Keeping The Spark Alive At Work
Posted October 13, 2011, by Davide Crisante
Are you finding it difficult to stay motivated at work?
What do you do when you have been in the same job for just a little bit too long? The signs are obvious – you might struggle to get out of bed each morning, or have a sinking feeling in the pit of your stomach every Sunday night. But if you want to stick with it because it’s a good job and you work with great people, what can you do to keep the spark alive? Here are some ways to keep your job interesting:
1. Vary your daily routine
Sometimes the monotony of doing the same thing every day makes workers lose interest. So why not mix it up a little to avoid getting stuck in a rut? Something as simple as going to sleep and waking up one hour earlier can make a big change. It’s amazing what you can get done with that extra hour, whether you use the free time to do some morning exercise or get to work before the traffic is bad.
2. Ask for more work
You could add a new dimension to your job by taking on new roles and responsibilities. While this doesn’t necessarily mean you will be paid more, it’s often a great way to gain new skills and groom yourself for a promotion.
3. Change your workspace
Depending on your profession, it could be time to buy some new tools or clean the clutter from your desk. Even buying a new set of work clothes can give you a greater sense of work satisfaction. If you have an understanding boss, maybe you could arrange to do some work from home, in a park, or even at the beach!

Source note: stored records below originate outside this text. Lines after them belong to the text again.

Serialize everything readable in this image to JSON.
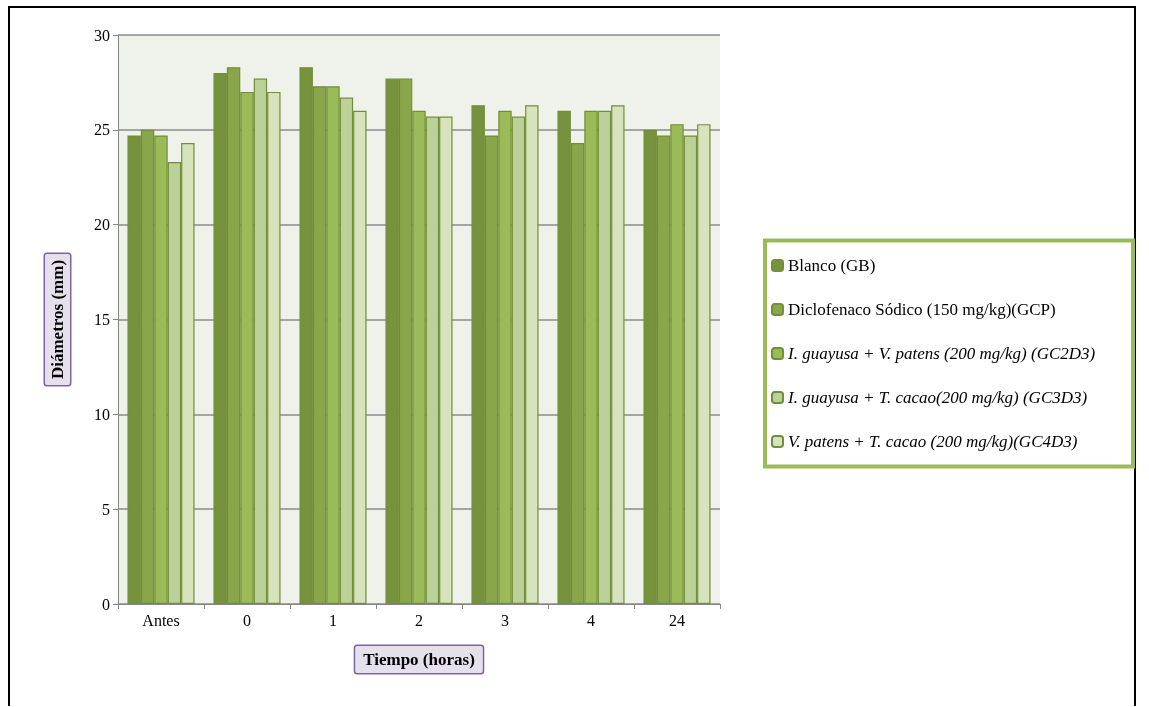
{
  "chart_data": {
    "type": "bar",
    "xlabel": "Tiempo (horas)",
    "ylabel": "Diámetros (mm)",
    "categories": [
      "Antes",
      "0",
      "1",
      "2",
      "3",
      "4",
      "24"
    ],
    "series": [
      {
        "name": "Blanco (GB)",
        "color": "#76923c",
        "values": [
          24.7,
          28,
          28.3,
          27.7,
          26.3,
          26,
          25
        ]
      },
      {
        "name": "Diclofenaco Sódico (150 mg/kg)(GCP)",
        "color": "#8aa64a",
        "values": [
          25,
          28.3,
          27.3,
          27.7,
          24.7,
          24.3,
          24.7
        ]
      },
      {
        "name": "I. guayusa + V. patens (200 mg/kg) (GC2D3)",
        "color": "#9bbb59",
        "values": [
          24.7,
          27,
          27.3,
          26,
          26,
          26,
          25.3
        ]
      },
      {
        "name": "I. guayusa + T. cacao(200 mg/kg) (GC3D3)",
        "color": "#bcd09a",
        "values": [
          23.3,
          27.7,
          26.7,
          25.7,
          25.7,
          26,
          24.7
        ]
      },
      {
        "name": "V. patens + T. cacao (200 mg/kg)(GC4D3)",
        "color": "#d6e3bc",
        "values": [
          24.3,
          27,
          26,
          25.7,
          26.3,
          26.3,
          25.3
        ]
      }
    ],
    "ylim": [
      0,
      30
    ],
    "yticks": [
      0,
      5,
      10,
      15,
      20,
      25,
      30
    ],
    "grid": "y",
    "legend": "right"
  }
}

4. Get involved in social activities at work
Your day shouldn’t just be about work and many employers actively encourage extracurricular activities. Join the social club or the company’s cricket or football team. This not only helps build teamwork at the office, but it also strengthens friendships at work. If there isn’t a club set up, you could start a new one.
5. Manage your time effectively
Ever heard of the Pareto principle? Also known as the 80-20 rule, it means that 20 per cent of your day contributes to 80 per cent of your results. The remaining 80 per cent of your activity accounts for only 20 per cent of your productivity. It may be a good idea to identify your most productive work and build on it. You can free up a lot of time by minimising the less efficient 80 per cent of your time.